Despite careful formulation, competing terms often lead to brittle optimization and designs that exploit the loss rather than meet engineering rules.

Why balancing these terms is intrinsically brittle

Objectives embody incompatible incentives (unity rewards flexibility; manufacturability caps height; span alignment can fight height, etc.). A single scalar objective cannot encode lexicographic engineering practice—feasible first, then optimal—without either zeroing gradients outside feasibility (stalling learning) or allowing violations inside the loss (failures at inference under shift).

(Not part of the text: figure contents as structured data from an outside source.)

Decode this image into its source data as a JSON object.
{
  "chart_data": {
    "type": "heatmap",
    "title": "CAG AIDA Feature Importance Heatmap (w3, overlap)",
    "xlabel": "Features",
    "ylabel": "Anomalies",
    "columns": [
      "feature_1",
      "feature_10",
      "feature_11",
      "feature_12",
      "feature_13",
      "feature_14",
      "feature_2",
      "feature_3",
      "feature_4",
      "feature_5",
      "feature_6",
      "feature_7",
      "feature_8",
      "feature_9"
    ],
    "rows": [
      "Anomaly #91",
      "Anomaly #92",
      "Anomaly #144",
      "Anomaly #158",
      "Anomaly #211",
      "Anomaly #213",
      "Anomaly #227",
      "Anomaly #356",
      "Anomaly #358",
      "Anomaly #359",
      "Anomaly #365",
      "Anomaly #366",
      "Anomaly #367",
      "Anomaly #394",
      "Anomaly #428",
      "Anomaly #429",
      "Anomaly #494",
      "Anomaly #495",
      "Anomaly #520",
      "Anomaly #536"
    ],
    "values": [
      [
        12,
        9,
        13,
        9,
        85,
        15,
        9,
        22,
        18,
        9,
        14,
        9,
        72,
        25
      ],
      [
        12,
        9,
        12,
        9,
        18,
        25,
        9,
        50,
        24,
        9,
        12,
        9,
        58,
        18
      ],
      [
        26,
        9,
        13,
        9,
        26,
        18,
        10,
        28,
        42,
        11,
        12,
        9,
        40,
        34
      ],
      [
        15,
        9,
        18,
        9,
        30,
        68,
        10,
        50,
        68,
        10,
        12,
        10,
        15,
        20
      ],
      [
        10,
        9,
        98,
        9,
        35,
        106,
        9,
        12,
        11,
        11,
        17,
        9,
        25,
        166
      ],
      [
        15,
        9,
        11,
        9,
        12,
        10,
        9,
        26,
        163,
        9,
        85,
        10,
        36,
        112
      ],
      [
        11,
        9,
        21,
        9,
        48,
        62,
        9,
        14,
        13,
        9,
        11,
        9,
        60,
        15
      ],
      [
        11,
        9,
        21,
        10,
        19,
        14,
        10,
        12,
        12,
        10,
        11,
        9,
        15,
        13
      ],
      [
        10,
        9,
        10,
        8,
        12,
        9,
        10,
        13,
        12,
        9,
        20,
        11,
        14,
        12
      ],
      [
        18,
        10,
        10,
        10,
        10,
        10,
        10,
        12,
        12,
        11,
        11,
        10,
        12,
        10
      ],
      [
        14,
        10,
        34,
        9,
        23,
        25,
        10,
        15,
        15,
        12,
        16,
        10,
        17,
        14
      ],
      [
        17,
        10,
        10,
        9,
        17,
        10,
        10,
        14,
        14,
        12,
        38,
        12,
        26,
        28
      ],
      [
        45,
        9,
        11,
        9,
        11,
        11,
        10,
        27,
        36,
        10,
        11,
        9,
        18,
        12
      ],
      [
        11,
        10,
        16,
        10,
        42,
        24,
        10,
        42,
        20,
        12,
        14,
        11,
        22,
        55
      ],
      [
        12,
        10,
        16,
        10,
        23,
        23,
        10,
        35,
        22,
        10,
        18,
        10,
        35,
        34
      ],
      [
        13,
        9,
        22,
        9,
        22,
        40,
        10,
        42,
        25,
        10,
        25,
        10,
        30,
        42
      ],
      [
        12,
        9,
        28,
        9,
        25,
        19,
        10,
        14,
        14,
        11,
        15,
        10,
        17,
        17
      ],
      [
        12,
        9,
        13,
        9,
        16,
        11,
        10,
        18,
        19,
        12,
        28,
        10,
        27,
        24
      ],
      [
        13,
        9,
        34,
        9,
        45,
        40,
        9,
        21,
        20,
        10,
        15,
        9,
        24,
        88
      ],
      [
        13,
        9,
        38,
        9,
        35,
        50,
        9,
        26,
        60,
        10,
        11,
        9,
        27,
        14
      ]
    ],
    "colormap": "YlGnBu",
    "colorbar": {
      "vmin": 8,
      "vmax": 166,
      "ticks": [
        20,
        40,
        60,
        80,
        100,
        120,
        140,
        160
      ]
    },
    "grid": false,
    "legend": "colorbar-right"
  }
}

A forward-only workflow that matches engineering practice

Use a forward-only approach: search under hard constraints and select the best feasible design by clear priorities. Enforce exact rules (height cap, span tolerance, discrete stock options, belly clearance, symmetry policies) with validators, generate candidates within bounds (sampling, templates, proposal samplers), evaluate in batch with the frozen forward model, and select lexicographically (feasible → minimize \(\max(U)\) → tie-break by height/material/robustness). If no feasible design exists, report it explicitly.

Conclusion

Inverse-surrogate training forces soft penalties and straight-through projections onto inherently discrete, non-smooth constraints, yielding brittle optimization and infeasible outputs. A forward-only pipeline with hard filters and principled search reflects actual engineering practice and provides dependable results for jumper configuration design.